Women’s health

How to reduce the risk of adverse effects of sodium valproate

In 2014, the European Medicines Agency recommended that warnings on valproate medicines should be strengthened due to the risk of malformations and developmental problems in babies exposed to the drug in the womb.

However, the recommendation did not have a significant impact on prescribing of valproate. Many women reported that they were still not receiving sufficient information to make an informed decision.

Medicines containing valproate are contraindicated in pregnancy for migraine and bipolar disorder and should only be used in epilepsy if no other effective treatment options are available.

The recommendations have now been strengthened. Valproate medicines must no longer be used in women or girls of childbearing potential unless a Pregnancy Prevention Programme (PPP) is in place, and only then if other treatments are ineffective or not tolerated, as judged by an experienced specialist. These women should be advised on the use of effective contraception, and treatment should be started and supervised by a doctor experienced in epilepsy.

Valproate medicines must no longer be used in women or girls of childbearing potential unless a Pregnancy Prevention Programme is in place

The MHRA Safety Update (April 2018) highlights that practitioners should ensure that all women and girls (and carer, if necessary) on valproate are fully informed. Materials to help implementation include Patient and Healthcare Professional Guides (for GPs), Risk Acknowledgement Form (for pharmacists), patient cards and warning label stickers for dispensing cartons.

GPs should identify and recall all treated females of childbearing potential, provide them with a Patient Guide, check that they have been reviewed by a specialist in the last year and are on ‘highly effective’ contraception.
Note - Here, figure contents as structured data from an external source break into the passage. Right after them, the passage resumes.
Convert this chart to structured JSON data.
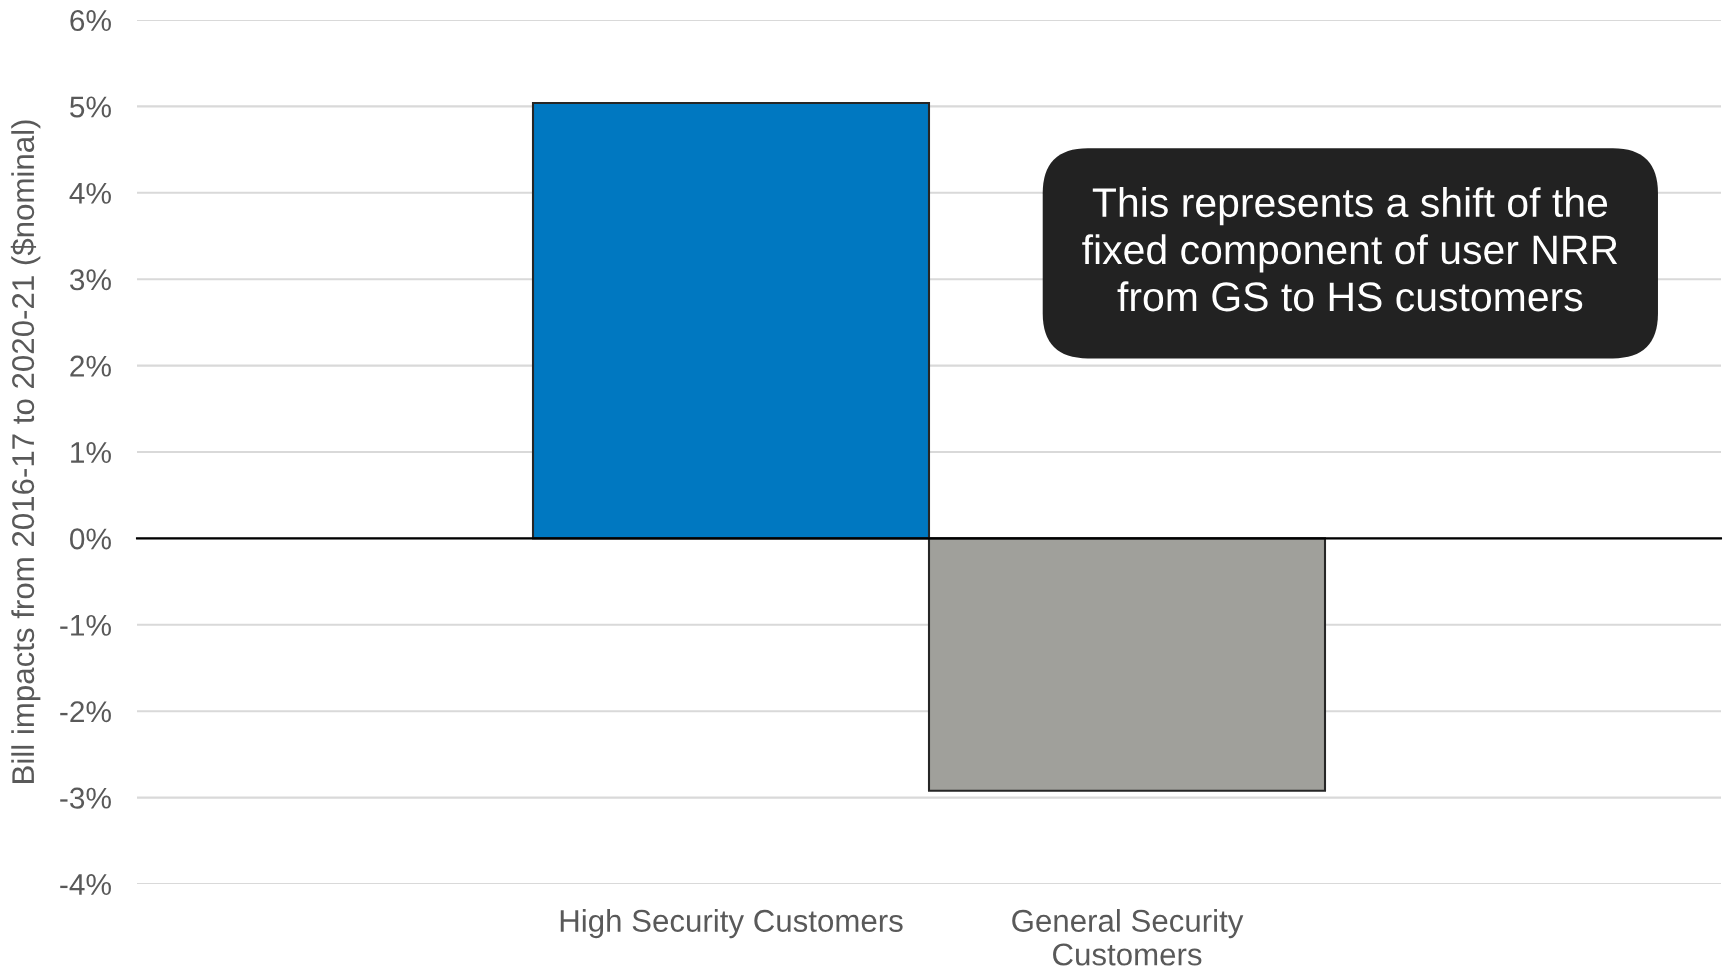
{
  "chart_data": {
    "type": "bar",
    "ylabel": "Bill impacts from 2016-17 to 2020-21 ($nominal)",
    "categories": [
      "High Security Customers",
      "General Security\nCustomers"
    ],
    "values": [
      5.04,
      -2.92
    ],
    "colors": [
      "#0078c1",
      "#a0a09b"
    ],
    "ylim": [
      -4,
      6
    ],
    "yticks": [
      {
        "value": -4,
        "label": "-4%"
      },
      {
        "value": -3,
        "label": "-3%"
      },
      {
        "value": -2,
        "label": "-2%"
      },
      {
        "value": -1,
        "label": "-1%"
      },
      {
        "value": 0,
        "label": "0%"
      },
      {
        "value": 1,
        "label": "1%"
      },
      {
        "value": 2,
        "label": "2%"
      },
      {
        "value": 3,
        "label": "3%"
      },
      {
        "value": 4,
        "label": "4%"
      },
      {
        "value": 5,
        "label": "5%"
      },
      {
        "value": 6,
        "label": "6%"
      }
    ],
    "grid": "y",
    "annotations": [
      "This represents a shift of the\nfixed component of user NRR\nfrom GS to HS customers"
    ]
  }
}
Alternatively, two complementary forms of contraception may be used including a barrier method, and regular pregnancy testing should be considered.

Specialists must book annual review appointments with patients under the PPP and re-evaluate treatment as necessary. The pregnancy risks must be explained, and the Risk Acknowledgement Form re-signed with copies going to the patient or carer and the GP.

Whole packs of valproate medicines should be dispensed whenever possible. Packs dispensed to females of childbearing potential must have a warning label. By September 2018, a pregnant woman symbol in a red circle with a line through it, with warning text, will be printed on cartons.

Pharmacists should discuss pregnancy risks when dispensing valproate, ensure that patients have a Patient Guide and have seen their GP or specialist to discuss treatment and contraception.


European Medicine Agency. Valproate and Related Substances. 21/11/14

European Medicine Agency. New measures to avoid valproate exposure in pregnancy endorsed. 23/03/18

Medicines and Healthcare Products Regulatory Agency (MHRA). Drug Safety Update. Volume 11 issue 9; April 2018: 1.